Almost as scary as the thought of death is the realization that life can suddenly change on you. What you once thought was unshakable can be shattered in an instant. That possibility is vividly explored in the Australian film The Last Days of Chez Nous.

Beth (Lisa Harrow) is the take-charge person in her Sydney home where she lives with her husband, her daughter, and a boarder. She's a self-reliant woman who has found success as a writer. Yet despite all the energy she has expended in trying to keep things under control, her seven-year marriage to J.P. (Bruno Ganz) is falling apart.

He's a laid-back Frenchman who has never felt at home in Australia. And there's a large streak of chauvinism in his complaint that Beth is too domineering and bossy. When she shows him her latest work, he responds: "You have written life the way you want it to be — life is much blacker than this." He sees the glass half-empty while she sees it as full of possibilities.

Beth's burdens are increased when her sister Vicki (Kerry Fox) comes back to live with them after traveling abroad. She would love to be a writer too but lacks the discipline. Beth helps Vicki get an abortion and then heads off on a vacation with her father. She hopes to clear up the tension which has existed between them for years. It seems as if everyone in Beth's family circle is uneasy with her drive, competence, and accomplishments.

Gillian Armstrong's direction of The Last Days of Chez Nous is masterful.
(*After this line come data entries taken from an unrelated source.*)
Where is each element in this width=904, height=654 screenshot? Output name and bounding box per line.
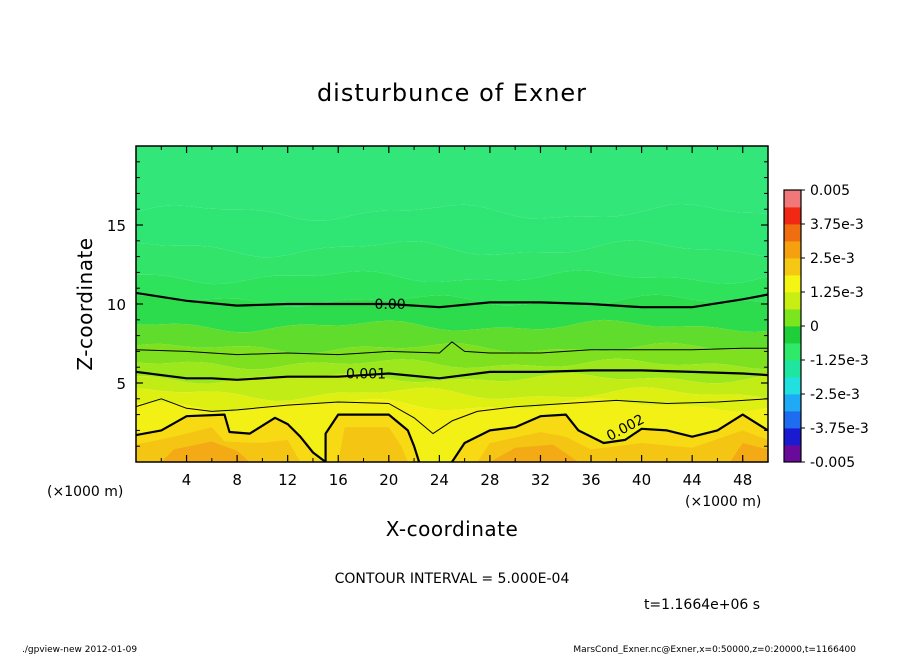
y-ticks: 5 10 15 <box>107 161 768 447</box>
colorbar-swatch <box>784 445 801 463</box>
colorbar-swatch <box>784 258 801 276</box>
y-tick-label: 10 <box>107 296 126 314</box>
contour-line-3 <box>136 398 768 435</box>
contour-line-0 <box>136 291 768 309</box>
x-tick-label: 8 <box>232 471 242 489</box>
colorbar-swatch <box>784 241 801 259</box>
x-tick-label: 48 <box>733 471 752 489</box>
colorbar-swatch <box>784 292 801 310</box>
contour-line-4 <box>136 413 421 462</box>
x-tick-label: 44 <box>683 471 702 489</box>
colorbar-swatch <box>784 326 801 344</box>
contour-label: 0.00 <box>374 297 405 313</box>
x-tick-label: 4 <box>182 471 192 489</box>
contour-lines <box>136 291 768 462</box>
colorbar-swatch <box>784 428 801 446</box>
colorbar-swatch <box>784 309 801 327</box>
x-tick-label: 24 <box>430 471 449 489</box>
colorbar-label: 0.005 <box>810 183 850 199</box>
colorbar-swatch <box>784 377 801 395</box>
x-tick-label: 40 <box>632 471 651 489</box>
fill-band-8 <box>136 372 768 401</box>
x-tick-label: 16 <box>329 471 348 489</box>
fill-band-3 <box>136 270 768 307</box>
colorbar-label: 2.5e-3 <box>810 251 855 267</box>
y-tick-label: 5 <box>116 375 126 393</box>
colorbar-swatch <box>784 224 801 242</box>
warm-region-6 <box>161 441 250 462</box>
colorbar-label: -2.5e-3 <box>810 387 860 403</box>
y-axis-unit: (×1000 m) <box>47 484 123 500</box>
colorbar-swatch <box>784 343 801 361</box>
colorbar-label: -1.25e-3 <box>810 353 869 369</box>
x-tick-label: 28 <box>480 471 499 489</box>
contour-line-5 <box>451 413 768 462</box>
colorbar-label: -3.75e-3 <box>810 421 869 437</box>
x-ticks: 4 8 12 16 20 24 28 32 36 40 44 48 <box>160 146 752 489</box>
contour-line-1 <box>136 341 768 356</box>
fill-band-0 <box>136 146 768 221</box>
x-axis-label: X-coordinate <box>386 517 519 541</box>
colorbar-label: 1.25e-3 <box>810 285 864 301</box>
colorbar-swatch <box>784 411 801 429</box>
fill-band-1 <box>136 203 768 258</box>
fill-band-4 <box>136 294 768 333</box>
colorbar-label: 3.75e-3 <box>810 217 864 233</box>
colorbar-swatch <box>784 360 801 378</box>
contour-line-2 <box>136 369 768 381</box>
x-tick-label: 36 <box>581 471 600 489</box>
warm-region-7 <box>489 444 579 462</box>
warm-region-8 <box>730 443 768 462</box>
fill-band-9 <box>136 387 768 413</box>
colorbar-swatch <box>784 190 801 208</box>
x-tick-label: 12 <box>278 471 297 489</box>
colorbar-label: 0 <box>810 319 819 335</box>
x-axis-unit: (×1000 m) <box>685 494 761 510</box>
y-tick-label: 15 <box>107 217 126 235</box>
contour-label: 0.001 <box>346 367 386 383</box>
x-tick-label: 20 <box>379 471 398 489</box>
time-label: t=1.1664e+06 s <box>644 597 760 613</box>
chart-title: disturbunce of Exner <box>317 79 587 107</box>
footer-right: MarsCond_Exner.nc@Exner,x=0:50000,z=0:20… <box>573 645 856 654</box>
colorbar-label: -0.005 <box>810 455 855 471</box>
contour-interval-note: CONTOUR INTERVAL = 5.000E-04 <box>335 571 570 587</box>
colorbar-swatch <box>784 275 801 293</box>
x-tick-label: 32 <box>531 471 550 489</box>
y-axis-label: Z-coordinate <box>73 237 97 370</box>
footer-left: ./gpview-new 2012-01-09 <box>22 645 137 654</box>
colorbar: 0.005 3.75e-3 2.5e-3 1.25e-3 0 -1.25e-3 -2.5e-… <box>783 183 869 471</box>
fill-band-2 <box>136 240 768 285</box>
fill-band-5 <box>136 319 768 354</box>
colorbar-swatch <box>784 207 801 225</box>
fill-band-6 <box>136 342 768 370</box>
warm-region-4 <box>338 427 408 462</box>
colorbar-swatch <box>784 394 801 412</box>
As demonstrated by My Brilliant Career (1979) and High Tide (1987), she has an uncanny ability to probe the lives of women who march to the beat of their own drummer.

Lisa Harrow's fiery performance as Beth has already earned her the 1992 Best Actress Award from the Australian Film Institute. She conveys the conflicted emotions of a strong soul who courageously survives after the continents of her life are rearranged.

Bruno Ganz is fine as the world-weary, food-loving, displaced Frenchman who yearns for a little romance in his humdrum existence no matter what the cost to those around him. And Kerry Fox (An Angel at My Table) turns in an astonishingly good performance as the unstable Vicki, one of those high spirited, free spirits whose dreams can never reach her high expectations.

The literate and affecting screenplay by Helen Garner shows how the art of staying in love is a difficult craft to master. Our most cherished relationships can wither and die from neglect, misunderstandings, and a thousand little betrayals. The Last Days of Chez Nous offers a bittersweet anatomy of one marital breakup.